Que pensez-vous de ces établissements ou personnes qui pensent aider les jeunes en voulant les transformer ?
Je n’y crois pas. Tous les jeunes que j’ai pu aider, je n’ai jamais pensé les transformer, je n’ai jamais pensé que c’était une bonne chose. Il faut que chacun reste ce qu’il est. Si on transforme quelqu’un, on lui fait perdre ses qualités propres, au lieu de renforcer ses atouts, on le fragilise. On fait de cette personne quelqu’un d’autre, on rajoute de la fragilité à la fragilité. Nous avons tous des qualités et des défauts, mais à partir d’eux, on peut construire quelque chose. Parfois si on ne vous apprend pas à puiser dans votre propre richesse, on ne peut pas le découvrir. La relation de confiance, elle a une force considérable, c’est valable pour le parrain comme le parrainé. Il ne faut pas la trahir dans un sens comme un autre. Parfois, on reçoit des confidences qui sont lourdes, qui peuvent paralyser presque, mais il faut les prendre comme des marques de confiance. C’est une relation forte qui fonctionne dans les deux sens : vous m’avez fait confiance, je ne peux pas vous trahir. Vous m’avez porté de l’attention, je ne peux pas vous décevoir.

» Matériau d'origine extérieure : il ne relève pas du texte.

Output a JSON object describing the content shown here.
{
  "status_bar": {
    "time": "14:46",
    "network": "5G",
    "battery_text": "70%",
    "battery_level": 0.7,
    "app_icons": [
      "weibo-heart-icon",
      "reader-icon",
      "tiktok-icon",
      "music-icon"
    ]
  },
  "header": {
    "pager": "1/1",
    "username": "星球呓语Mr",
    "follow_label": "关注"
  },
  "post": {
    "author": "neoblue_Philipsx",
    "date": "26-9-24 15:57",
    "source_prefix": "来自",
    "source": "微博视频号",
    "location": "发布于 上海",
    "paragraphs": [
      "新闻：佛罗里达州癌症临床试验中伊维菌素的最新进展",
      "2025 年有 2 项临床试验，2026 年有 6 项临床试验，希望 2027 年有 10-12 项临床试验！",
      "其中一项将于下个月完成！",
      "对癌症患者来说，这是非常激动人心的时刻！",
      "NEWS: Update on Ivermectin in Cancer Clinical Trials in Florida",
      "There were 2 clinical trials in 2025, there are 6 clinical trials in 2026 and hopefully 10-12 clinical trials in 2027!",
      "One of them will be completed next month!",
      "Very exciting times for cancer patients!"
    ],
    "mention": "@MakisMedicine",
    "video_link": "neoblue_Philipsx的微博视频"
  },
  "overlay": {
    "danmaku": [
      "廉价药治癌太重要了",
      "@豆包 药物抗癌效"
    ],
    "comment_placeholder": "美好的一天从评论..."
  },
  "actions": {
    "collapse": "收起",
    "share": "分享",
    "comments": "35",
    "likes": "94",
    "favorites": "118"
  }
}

Vous avez parrainé dix jeunes, qu’est-ce que cela vous a apporté ?
Énormément de choses. Ça m’a permis de rencontrer des gens que je n’aurai peut-être jamais croisés. Mes enfants ne correspondent pas aux profils que j’ai pu rencontrer. Je m’aperçois que ces jeunes que j’ai pu parrainer sont intégrés à notre famille. Mes enfants, les connaissent, portent un regard différent sur des jeunes issus des milieux diverses. Là où j’imaginais de façon présomptueuse que j’allais beaucoup apporter aux autres, j’ai en réalité beaucoup reçu. J’ai reçu des leçons de vie, d’humilité. Dans l’exercice de mon métier, discuter avec un demandeur d’emploi, un réfugié, m’a apporté un certain nombre de visions qui permettent de changer mon regard personnel, mais aussi institutionnel. Lorsque j’étais dans le Finistère, j’ai demandé à tous les préfets, tous les sous-préfets, de parrainer un demandeur d’emploi. Quand on s’est réuni huit mois après pour tirer les conclusions, on s'est rendu compte des changements de nos points de vue.
Parrainer peut-il aussi permettre à certains de revenir "sur terre" ?
J’ai croisé une jeune femme, cadre supérieur dans une entreprise pharmaceutique, elle avait les larmes aux yeux. Elle expliquait avoir ressenti pendant des années le besoin de donner beaucoup , une envie viscérale qu’elle a pu accomplir en parrainant des jeunes. Elle est cadre, elle dirige du monde, elle pourrait dire, "je suis sortie d’une grande école, je sais tout, je suis à l’aise en société". À travers le parrainage, elle a pris une leçon d’humanité. D’un coup, elle était redevenue plus humble, plus proche, car la jeune femme qu’elle aidait lui a appris qu’elle ne savait pas tout au final. Par le fait de donner, elle a reçu considérablement. Je pensais donner, j’ai reçu 1 000 fois en retour. Si jamais chacune et chacune d’entre nous, avec sa personnalité, ses compétences, décidaient d’aider dans l’année quelqu’un, notre pays irait beaucoup mieux.